Ladies and gentlemen,

I began this speech by posing the question: Will the post-crisis regulatory and supervisory regime a project be finished soon? My response to this question is that while the Basel III reforms are set to be finalised by the end of the year and while there are no further reform plans in the policy pipeline, I feel we should frame the overall question a little differently. In my view, the supervisory and regulatory changes witnessed in Europe and in many other parts of the planet do not represent a response to a call for "optimal" stability, but they have set the basis for an evolutionarily fit regime.
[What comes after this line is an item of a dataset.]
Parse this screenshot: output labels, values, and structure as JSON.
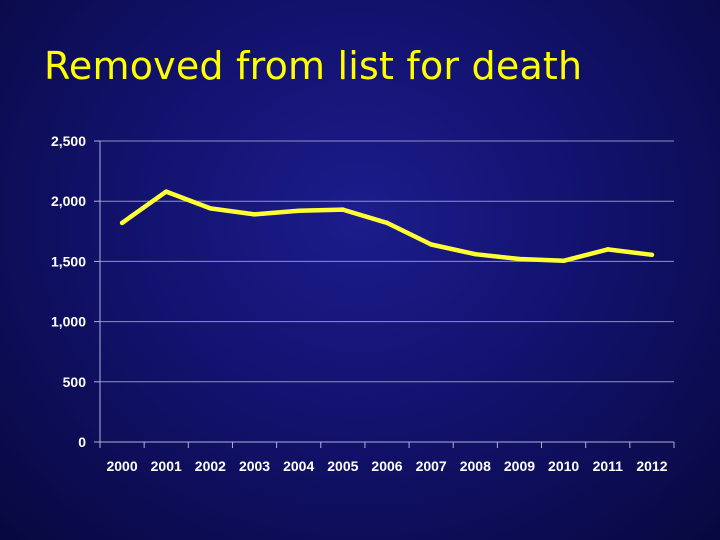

It is not just a matter of quantity, as suggested by current arguments about calibration and by newspaper articles focusing on over-regulation.

Confronted with an adaptable financial system, important improvements in supervisory and regulatory regime include:

  • addressing incoherent regulation across countries and closing regulatory loopholes
  • extending our supervisory lines of defence to circumvent the risk of putting all our eggs in one basket
  • exploiting the possible synergies of the supervision in the Euro area to make sure that existing incentives match the original intentions

The evolutionary approach to financial stability amounts to more than an academic dry run. It shines a light on regulatory strategies which have come about as a high-priced lesson from past crises. Financial stability is not a narrow concept and it cannot be achieved through a singular, ideal set of policies and institutions. There is constant evolution wherever we look. Instead of directing our energies to identifying some unknown optimal state, we need to strive for plausible processes and a robust set of institutions.

The current narratives criticising over-regulation and over-supervision need to reflect these aspects as well. For representatives of the financial industry who are suspicious of overprotective administrative bodies as the force behind recent reforms, the evolutionary perspective should offer some alternative explanations.

Suffice to say, the precautionary measures that have been taken do not render criticism from the banking industry entirely meaningless. Input from the industry is welcome, as this helps to better understand the permanently evolving financial system. But we should be wary of distorted arguments based on partial calculations and a selective approach to the various pros and cons. Rather than looking at the status quo and asking whether there has been too-much or too little regulation and supervision thus far, we should recognise that we have a common interest in achieving better regulation. This is not a matter of mere quantity, but of quality and prudence, too. Just as our own health is not defined solely by the number of pills we take, the health of the financial sector, alive as it is, cannot be safeguarded by simply prescribing a narrow set of financial and supervisory remedies.

Thank you.


1  Human resources for banking supervision in the SSM are expressed in Full Time Equivalents (FTE).